BUFFALO, N.Y. and CLEVELAND, March 23, 2016 /PRNewswire/ -- KeyCorp (NYSE: KEY) and First Niagara Financial Group (NASDAQ: FNFG) announced today that each company's shareholders voted in favor of the merger between the two companies.
Shareholders approved the merger during special meetings held today in Buffalo, NY by First Niagara and Cleveland, OH by KeyCorp. Out of the votes cast at each of the special meetings, over 90% were in favor of the merger.
"I would like to thank our shareholders for their support and their vote of confidence," said Beth Mooney, Chairman and CEO, KeyCorp. "KeyBank and First Niagara are indeed Better Together – a powerful combination that will bring a new level of capabilities and expertise to our clients; new opportunities for our employees; and even greater investment in our communities. Our integration efforts are on track, and we remain both confident in and committed to achieving the financial and growth targets of the First Niagara acquisition."
"We are very pleased that First Niagara shareholders have overwhelmingly demonstrated their support for the merger with KeyCorp. This is an important step in bringing our two companies together for the benefit of our customers, employees, shareholders and the communities we serve," said Gary M. Crosby, Chief Executive Officer, First Niagara Financial Group.
KeyCorp and First Niagara entered into a merger agreement on October 30, 2015. Today's affirmative votes by shareholders of both companies allow the proposed merger to continue to move forward. The merger is still subject to regulatory approvals. Closing of the merger is anticipated during the third quarter of 2016.
KeyCorp was organized more than 160 years ago and is headquartered in Cleveland, Ohio. One of the nation's largest bank-based financial services companies, Key had assets of approximately $95 billion at December 31, 2015. Key provides deposit, lending, cash management and investment services to individuals and small and mid-sized businesses in 12 states under the name KeyBank National Association.
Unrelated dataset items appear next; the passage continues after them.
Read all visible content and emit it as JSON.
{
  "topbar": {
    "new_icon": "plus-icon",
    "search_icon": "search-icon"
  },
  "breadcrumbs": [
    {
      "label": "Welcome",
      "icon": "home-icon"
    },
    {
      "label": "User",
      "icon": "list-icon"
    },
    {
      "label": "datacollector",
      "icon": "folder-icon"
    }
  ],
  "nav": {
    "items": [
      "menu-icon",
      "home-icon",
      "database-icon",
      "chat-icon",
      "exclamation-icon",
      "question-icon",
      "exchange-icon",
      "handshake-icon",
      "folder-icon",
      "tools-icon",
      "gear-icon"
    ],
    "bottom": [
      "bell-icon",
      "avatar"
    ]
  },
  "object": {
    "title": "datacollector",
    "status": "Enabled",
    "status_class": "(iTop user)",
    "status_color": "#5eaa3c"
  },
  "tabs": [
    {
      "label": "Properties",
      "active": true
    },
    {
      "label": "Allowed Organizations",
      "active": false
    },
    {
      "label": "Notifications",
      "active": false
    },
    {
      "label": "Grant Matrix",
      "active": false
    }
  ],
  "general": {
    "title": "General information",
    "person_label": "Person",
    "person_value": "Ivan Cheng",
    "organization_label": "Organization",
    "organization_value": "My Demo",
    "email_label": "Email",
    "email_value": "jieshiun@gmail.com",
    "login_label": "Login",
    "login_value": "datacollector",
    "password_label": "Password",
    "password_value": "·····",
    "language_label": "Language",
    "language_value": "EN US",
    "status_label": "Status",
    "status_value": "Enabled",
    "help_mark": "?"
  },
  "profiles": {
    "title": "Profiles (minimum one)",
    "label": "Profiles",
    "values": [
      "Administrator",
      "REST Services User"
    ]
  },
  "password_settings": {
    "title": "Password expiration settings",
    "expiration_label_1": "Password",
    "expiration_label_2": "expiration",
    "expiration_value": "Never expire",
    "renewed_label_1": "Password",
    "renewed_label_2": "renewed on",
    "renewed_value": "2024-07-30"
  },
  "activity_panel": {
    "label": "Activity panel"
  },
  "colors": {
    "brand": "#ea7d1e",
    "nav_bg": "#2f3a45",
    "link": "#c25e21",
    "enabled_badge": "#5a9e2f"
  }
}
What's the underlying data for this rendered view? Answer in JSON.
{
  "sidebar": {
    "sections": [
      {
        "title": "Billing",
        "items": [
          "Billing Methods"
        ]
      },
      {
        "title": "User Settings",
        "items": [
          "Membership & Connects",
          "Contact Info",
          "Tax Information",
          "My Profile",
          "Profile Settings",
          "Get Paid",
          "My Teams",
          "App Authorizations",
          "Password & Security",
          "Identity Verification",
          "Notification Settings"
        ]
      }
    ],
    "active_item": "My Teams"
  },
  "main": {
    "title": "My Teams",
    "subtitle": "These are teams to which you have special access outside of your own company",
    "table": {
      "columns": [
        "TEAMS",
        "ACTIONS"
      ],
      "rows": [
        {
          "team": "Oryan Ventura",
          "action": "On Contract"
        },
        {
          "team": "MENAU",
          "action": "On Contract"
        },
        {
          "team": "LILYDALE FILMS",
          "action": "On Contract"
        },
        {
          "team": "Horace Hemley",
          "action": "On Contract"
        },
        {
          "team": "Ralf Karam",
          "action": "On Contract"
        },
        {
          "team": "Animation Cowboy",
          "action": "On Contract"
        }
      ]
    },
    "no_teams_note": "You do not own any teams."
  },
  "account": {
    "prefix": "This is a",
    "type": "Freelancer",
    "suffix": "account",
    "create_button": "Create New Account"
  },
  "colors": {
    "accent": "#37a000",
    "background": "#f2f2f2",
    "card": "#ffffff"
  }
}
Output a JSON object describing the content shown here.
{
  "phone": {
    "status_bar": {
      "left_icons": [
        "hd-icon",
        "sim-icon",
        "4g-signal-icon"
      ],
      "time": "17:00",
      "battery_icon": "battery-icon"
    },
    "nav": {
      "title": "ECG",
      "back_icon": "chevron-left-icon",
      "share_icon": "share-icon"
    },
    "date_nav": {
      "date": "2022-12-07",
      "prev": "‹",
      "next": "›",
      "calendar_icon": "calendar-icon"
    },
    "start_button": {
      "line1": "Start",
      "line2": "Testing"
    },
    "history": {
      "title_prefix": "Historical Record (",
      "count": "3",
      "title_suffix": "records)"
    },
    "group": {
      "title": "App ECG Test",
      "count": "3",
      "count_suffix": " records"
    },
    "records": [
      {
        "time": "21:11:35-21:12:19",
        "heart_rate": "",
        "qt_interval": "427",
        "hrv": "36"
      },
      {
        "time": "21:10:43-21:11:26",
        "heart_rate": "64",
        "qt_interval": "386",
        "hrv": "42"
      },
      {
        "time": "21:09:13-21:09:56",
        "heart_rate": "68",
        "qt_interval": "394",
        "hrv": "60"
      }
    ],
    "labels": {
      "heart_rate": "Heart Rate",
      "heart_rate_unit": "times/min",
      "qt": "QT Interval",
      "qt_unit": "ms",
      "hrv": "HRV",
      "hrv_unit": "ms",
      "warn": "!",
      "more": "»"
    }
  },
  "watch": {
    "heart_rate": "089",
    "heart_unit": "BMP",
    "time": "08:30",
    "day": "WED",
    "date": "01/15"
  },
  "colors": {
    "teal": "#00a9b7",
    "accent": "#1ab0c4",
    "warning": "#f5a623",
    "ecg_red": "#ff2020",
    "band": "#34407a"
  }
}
Key also provides a broad range of sophisticated corporate and investment banking products, such as merger and acquisition advice, public and private debt and equity, syndications and derivatives to middle market companies in selected industries throughout the United States under the KeyBanc Capital Markets trade name.
About First Niagara
First Niagara, through its wholly owned subsidiary, First Niagara Bank, N.A., is a multi-state community-oriented bank with approximately 390 branches, $40 billion in assets, $29 billion in deposits, and approximately 5,400 employees providing financial services to individuals, families and businesses across New York, Pennsylvania, Connecticut and Massachusetts. For additional information on First Niagara, visit us at www.firstniagara.com, follow us on Twitter @FirstNiagara, or like us on Facebook at FirstNiagaraBank.
This communication contains forward-looking statements within the meaning of the Private Securities Litigation Reform Act of 1995 including, but not limited to, KeyCorp's and First Niagara's expectations or predictions of future financial or business performance or conditions. Forward-looking statements are typically identified by words such as "believe," "expect," "anticipate," "intend," "target," "estimate," "continue," "positions," "plan," "predict," "project," "forecast," "guidance," "goal," "objective," "prospects," "possible" or "potential," by future conditional verbs such as "assume," "will," "would," "should," "could" or "may", or by variations of such words or by similar expressions. These forward-looking statements are subject to numerous assumptions, risks and uncertainties, which change over time. Forward-looking statements speak only as of the date they are made and we assume no duty to update forward-looking statements. Actual results may differ materially from current projections.
In addition to factors previously disclosed in KeyCorp's and First Niagara's reports filed with the SEC and those identified elsewhere in this communication, the following factors, among others, could cause actual results to differ materially from forward-looking statements or historical performance: ability to obtain regulatory approvals and meet other closing conditions to the merger, including the risk that regulatory approvals required for the merger are not obtained or are obtained subject to conditions that are not anticipated; delay in closing the merger; difficulties and delays in integrating the First Niagara business or fully realizing cost savings and other benefits; business disruption following the merger; changes in asset quality and credit risk; the inability to sustain revenue and earnings growth; changes in interest rates and capital markets; inflation; customer acceptance of KeyCorp's products and services; customer borrowing, repayment, investment and deposit practices; customer disintermediation; the introduction, withdrawal, success and timing of business initiatives; competitive conditions; the inability to realize cost savings or revenues or to implement integration plans and other consequences associated with mergers, acquisitions and divestitures; economic conditions; and the impact, extent and timing of technological changes, capital management activities, and other actions of the Federal Reserve Board and legislative and regulatory actions and reforms.